As mentioned at the beginning, the first goal is to reproduce the results produced by Mr. Weiss. After implementing virtually everything in his post, including the He normal initialization, and building a highly similar model, the target of 90% accuracy (let alone 95.5%) is proving elusive.
I am thus going to start branching out.
Removing non-English sentences from the dataset
It is critical to know the data set. It is also critical to clean the dataset, which is what data scientists spend most of their time doing.
Since the inception of this project I’ve been peaking into the and have noticed, despite the “.en” in the source filename, a considerable number of non-English sentences, like
Toujours aussi inconstant, le Brésil, tombé au 19e rang du classement FIFA, a certes réagi après l'ouverture du score de la tête de Gonzalez (7). While I would imagine that a neural network could be trained to simultaneously correct spelling for multiple different languages, this will only increase the complexity of the problem. Additionally, only a smattering of different languages is going to be nothing more than noise. Thus, I’ve decided to scrub the data set of anything non-English.

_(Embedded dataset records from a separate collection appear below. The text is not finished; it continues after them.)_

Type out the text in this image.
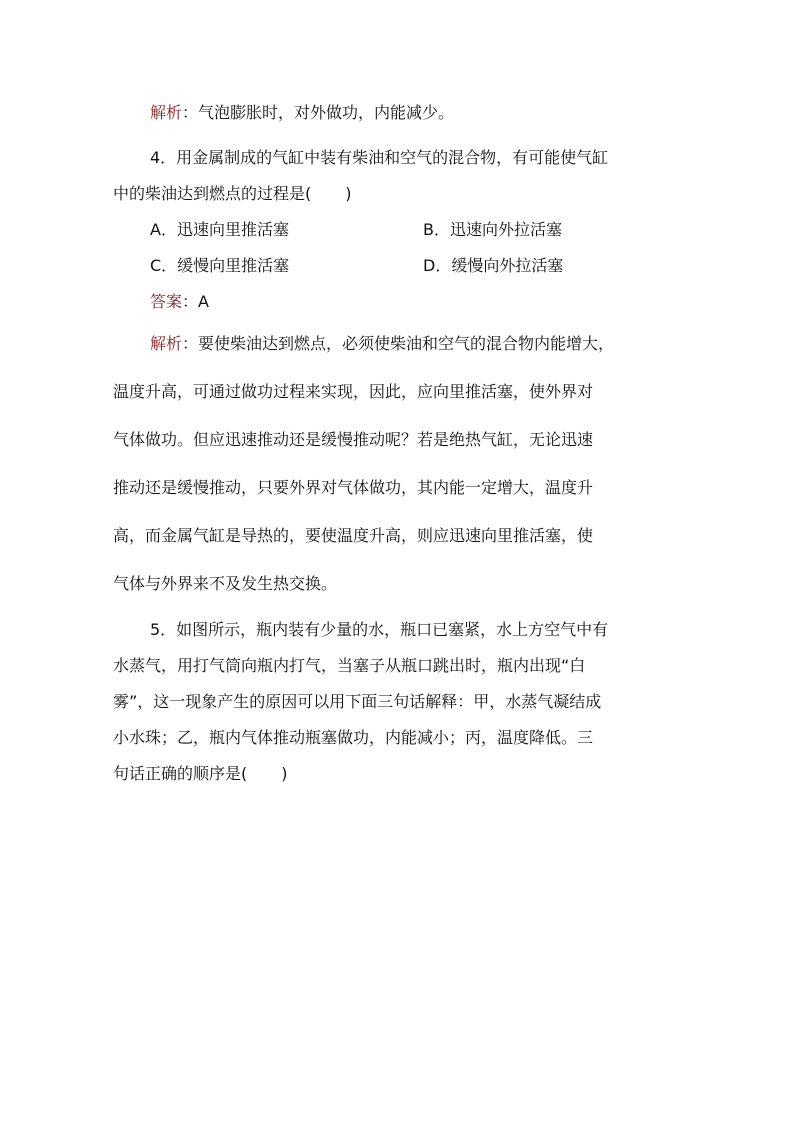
解析：气泡膨胀时，对外做功，内能减少。
4．用金属制成的气缸中装有柴油和空气的混合物，有可能使气缸
中的柴油达到燃点的过程是( )
A．迅速向里推活塞	B．迅速向外拉活塞
C．缓慢向里推活塞	D．缓慢向外拉活塞
答案：A
解析：要使柴油达到燃点，必须使柴油和空气的混合物内能增大，
温度升高，可通过做功过程来实现，因此，应向里推活塞，使外界对
气体做功。但应迅速推动还是缓慢推动呢？若是绝热气缸，无论迅速
推动还是缓慢推动，只要外界对气体做功，其内能一定增大，温度升
高，而金属气缸是导热的，要使温度升高，则应迅速向里推活塞，使
气体与外界来不及发生热交换。
5．如图所示，瓶内装有少量的水，瓶口已塞紧，水上方空气中有
水蒸气，用打气筒向瓶内打气，当塞子从瓶口跳出时，瓶内出现“白
雾”，这一现象产生的原因可以用下面三句话解释：甲，水蒸气凝结成
小水珠；乙，瓶内气体推动瓶塞做功，内能减小；丙，温度降低。三
句话正确的顺序是( )
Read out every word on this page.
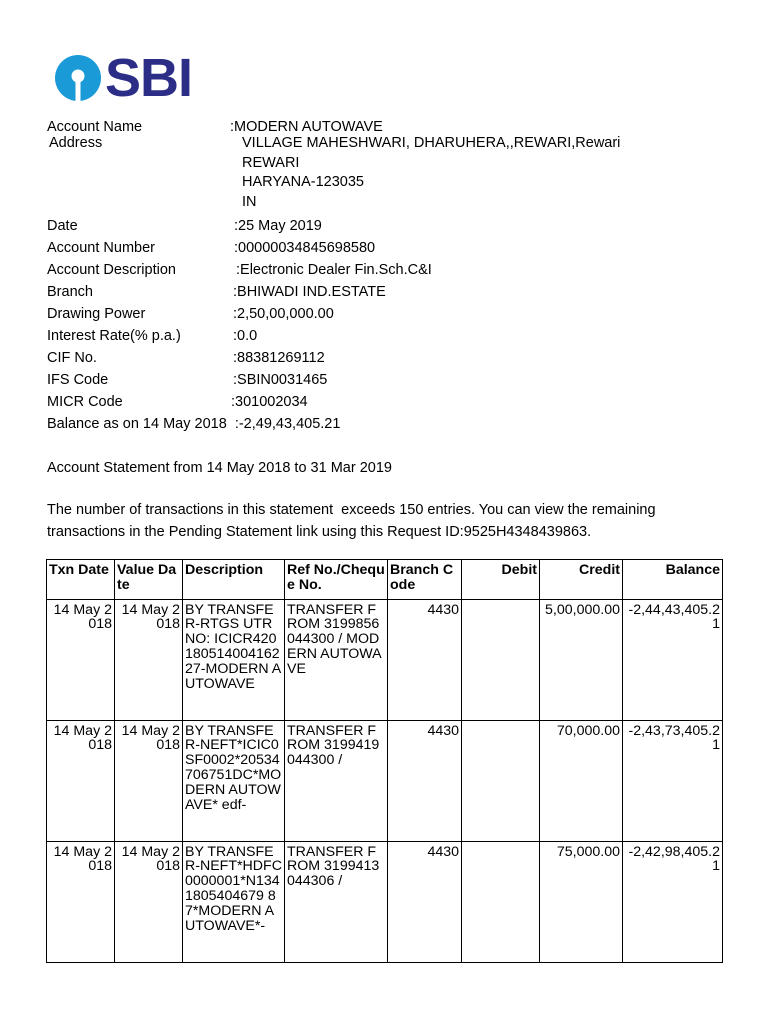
SBI
Account Name	:MODERN AUTOWAVE
Address	VILLAGE MAHESHWARI, DHARUHERA,,REWARI,Rewari
REWARI
HARYANA-123035
IN
Date	:25 May 2019
Account Number	:00000034845698580
Account Description	:Electronic Dealer Fin.Sch.C&I
Branch	:BHIWADI IND.ESTATE
Drawing Power	:2,50,00,000.00
Interest Rate(% p.a.)	:0.0
CIF No.	:88381269112
IFS Code	:SBIN0031465
MICR Code	:301002034
Balance as on 14 May 2018  :-2,49,43,405.21
Account Statement from 14 May 2018 to 31 Mar 2019
The number of transactions in this statement  exceeds 150 entries. You can view the remaining
transactions in the Pending Statement link using this Request ID:9525H4348439863.
Txn Date	Value Date	Description	Ref No./Cheque No.	Branch Code	Debit	Credit	Balance
14 May 2018	14 May 2018	BY TRANSFER-RTGS UTR NO: ICICR42018051400416227-MODERN AUTOWAVE	TRANSFER FROM 3199856044300 / MODERN AUTOWAVE	4430		5,00,000.00	-2,44,43,405.21
14 May 2018	14 May 2018	BY TRANSFER-NEFT*ICIC0SF0002*20534706751DC*MODERN AUTOWAVE* edf-	TRANSFER FROM 3199419044300 /	4430		70,000.00	-2,43,73,405.21
14 May 2018	14 May 2018	BY TRANSFER-NEFT*HDFC0000001*N1341805404679 87*MODERN AUTOWAVE*-	TRANSFER FROM 3199413044306 /	4430		75,000.00	-2,42,98,405.21
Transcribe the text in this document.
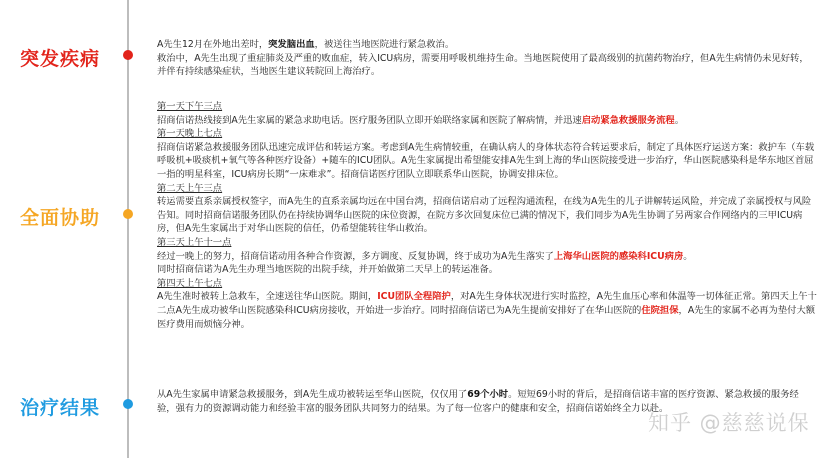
突发疾病

A先生12月在外地出差时，突发脑出血，被送往当地医院进行紧急救治。

救治中，A先生出现了重症肺炎及严重的败血症，转入ICU病房，需要用呼吸机维持生命。当地医院使用了最高级别的抗菌药物治疗，但A先生病情仍未见好转，并伴有持续感染症状，当地医生建议转院回上海治疗。

全面协助

第一天下午三点

招商信诺热线接到A先生家属的紧急求助电话。医疗服务团队立即开始联络家属和医院了解病情，并迅速启动紧急救援服务流程。

第一天晚上七点

招商信诺紧急救援服务团队迅速完成评估和转运方案。考虑到A先生病情较重，在确认病人的身体状态符合转运要求后，制定了具体医疗运送方案：救护车（车载呼吸机+吸痰机+氧气等各种医疗设备）+随车的ICU团队。A先生家属提出希望能安排A先生到上海的华山医院接受进一步治疗，华山医院感染科是华东地区首屈一指的明星科室，ICU病房长期“一床难求”。招商信诺医疗团队立即联系华山医院，协调安排床位。

第二天上午三点

转运需要直系亲属授权签字，而A先生的直系亲属均远在中国台湾，招商信诺启动了远程沟通流程，在线为A先生的儿子讲解转运风险，并完成了亲属授权与风险告知。同时招商信诺服务团队仍在持续协调华山医院的床位资源，在院方多次回复床位已满的情况下，我们同步为A先生协调了另两家合作网络内的三甲ICU病房，但A先生家属出于对华山医院的信任，仍希望能转往华山救治。

第三天上午十一点

经过一晚上的努力，招商信诺动用各种合作资源，多方调度、反复协调，终于成功为A先生落实了上海华山医院的感染科ICU病房。

同时招商信诺为A先生办理当地医院的出院手续，并开始做第二天早上的转运准备。

第四天上午七点

A先生准时被转上急救车，全速送往华山医院。期间，ICU团队全程陪护，对A先生身体状况进行实时监控，A先生血压心率和体温等一切体征正常。第四天上午十二点A先生成功被华山医院感染科ICU病房接收，开始进一步治疗。同时招商信诺已为A先生提前安排好了在华山医院的住院担保，A先生的家属不必再为垫付大额医疗费用而烦恼分神。

治疗结果

从A先生家属申请紧急救援服务，到A先生成功被转运至华山医院，仅仅用了69个小时。短短69小时的背后，是招商信诺丰富的医疗资源、紧急救援的服务经验，强有力的资源调动能力和经验丰富的服务团队共同努力的结果。为了每一位客户的健康和安全，招商信诺始终全力以赴。

知乎 @慈慈说保
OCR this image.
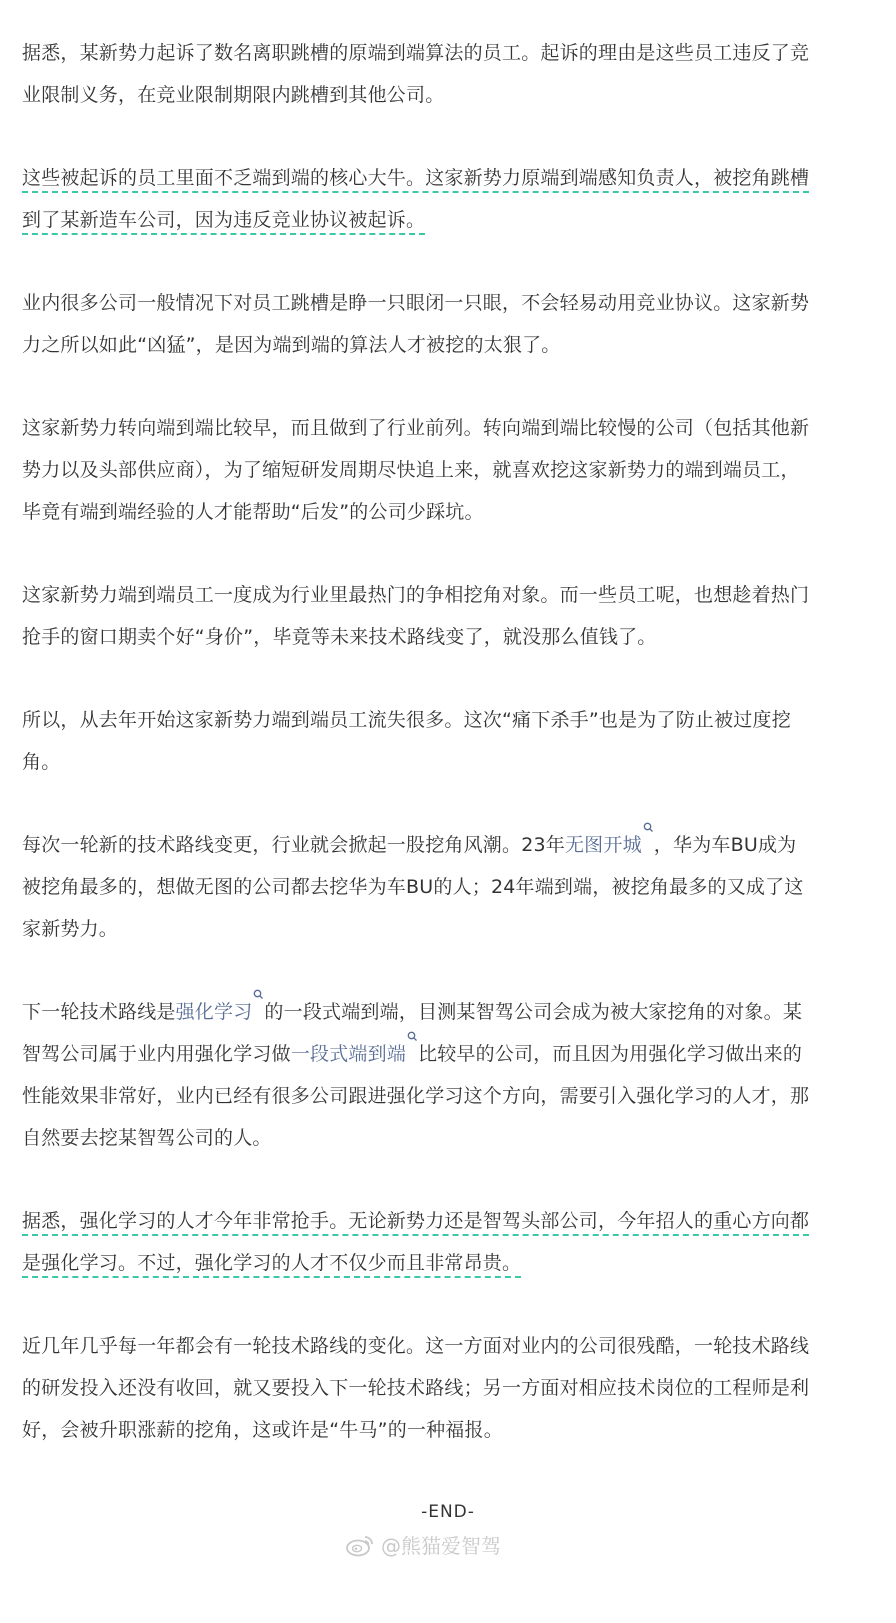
据悉，某新势力起诉了数名离职跳槽的原端到端算法的员工。起诉的理由是这些员工违反了竞业限制义务，在竞业限制期限内跳槽到其他公司。

这些被起诉的员工里面不乏端到端的核心大牛。这家新势力原端到端感知负责人，被挖角跳槽到了某新造车公司，因为违反竞业协议被起诉。

业内很多公司一般情况下对员工跳槽是睁一只眼闭一只眼，不会轻易动用竞业协议。这家新势力之所以如此“凶猛”，是因为端到端的算法人才被挖的太狠了。

这家新势力转向端到端比较早，而且做到了行业前列。转向端到端比较慢的公司（包括其他新势力以及头部供应商），为了缩短研发周期尽快追上来，就喜欢挖这家新势力的端到端员工，毕竟有端到端经验的人才能帮助“后发”的公司少踩坑。

这家新势力端到端员工一度成为行业里最热门的争相挖角对象。而一些员工呢，也想趁着热门抢手的窗口期卖个好“身价”，毕竟等未来技术路线变了，就没那么值钱了。

所以，从去年开始这家新势力端到端员工流失很多。这次“痛下杀手”也是为了防止被过度挖角。

每次一轮新的技术路线变更，行业就会掀起一股挖角风潮。23年无图开城 ，华为车BU成为被挖角最多的，想做无图的公司都去挖华为车BU的人；24年端到端，被挖角最多的又成了这家新势力。

下一轮技术路线是强化学习 的一段式端到端，目测某智驾公司会成为被大家挖角的对象。某智驾公司属于业内用强化学习做一段式端到端 比较早的公司，而且因为用强化学习做出来的性能效果非常好，业内已经有很多公司跟进强化学习这个方向，需要引入强化学习的人才，那自然要去挖某智驾公司的人。

据悉，强化学习的人才今年非常抢手。无论新势力还是智驾头部公司，今年招人的重心方向都是强化学习。不过，强化学习的人才不仅少而且非常昂贵。

近几年几乎每一年都会有一轮技术路线的变化。这一方面对业内的公司很残酷，一轮技术路线的研发投入还没有收回，就又要投入下一轮技术路线；另一方面对相应技术岗位的工程师是利好，会被升职涨薪的挖角，这或许是“牛马”的一种福报。

-END-
@熊猫爱智驾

Using langdetect I constructed a routine to iterate through the entire file and remove any sentences that were not identified as English. In the process, I discovered a few things about langdetect:
- It is not entirely accurate. Sentences like
You made it home!return “fr”. To mitigate this effect I used
detect_langs, which returns a probability distribution of possible languages, and accept anything that has a non-zero chance of being English.
- It is not consistent. Repeatedly processing
Hello, I'm christiane amanpour.returned
[it:0.8571403121803622, fr:0.14285888197332486]and then
[it:0.999995562246093], all of which are incorrect, by the way. (It’s unclear why “Christiane Amanpour” isn’t capitalized, but that’s the way it is in the source file.)
- It throws an error when processing text it cannot “identify,” such as URLs and emails. This actually turns out to be a happy result since things like
firstname.lastname@example.org not going to help much with training, so it’s good to get rid of them anyway.
- It is slow. It took 24 hours to process 21,688,362 lines, which works out to about 250 lines a second. I guess that’s not too bad.
Perhaps my next project should be to build a language detection neural network. I digress.
In any event, the end result is that 848,326 lines, including 345 “errors,” were removed from the source file. That’s only 3.9% of the lines, however, after further processing to remove sentences that contain characters outside the top 75, the size of the source dataset dropped from 4,154,135 lines to 3,793,771, which is a reduction of 8.7%.
That’s the theory, anyway
The actual result, after two days of training, is disappointing. In my first run (orange-brown dots) I inadvertently also changed the minimum input size from 5 to 10, which had a pretty negative impact on training so I cut it short. It’s often helpful to not change multiple things at the same time.
The second run (dark blue dots) actually did well, although not better than the run a couple weeks ago when I changed the number of allowable characters from 100 to 75 and before I implemented He normal initialization. The final validation accuracy was 70.0%. This is another disappointing result and I continued to be perplexed as to how Mr. Weiss got to 95.5% accuracy.
I have not yet, however, run out of ideas.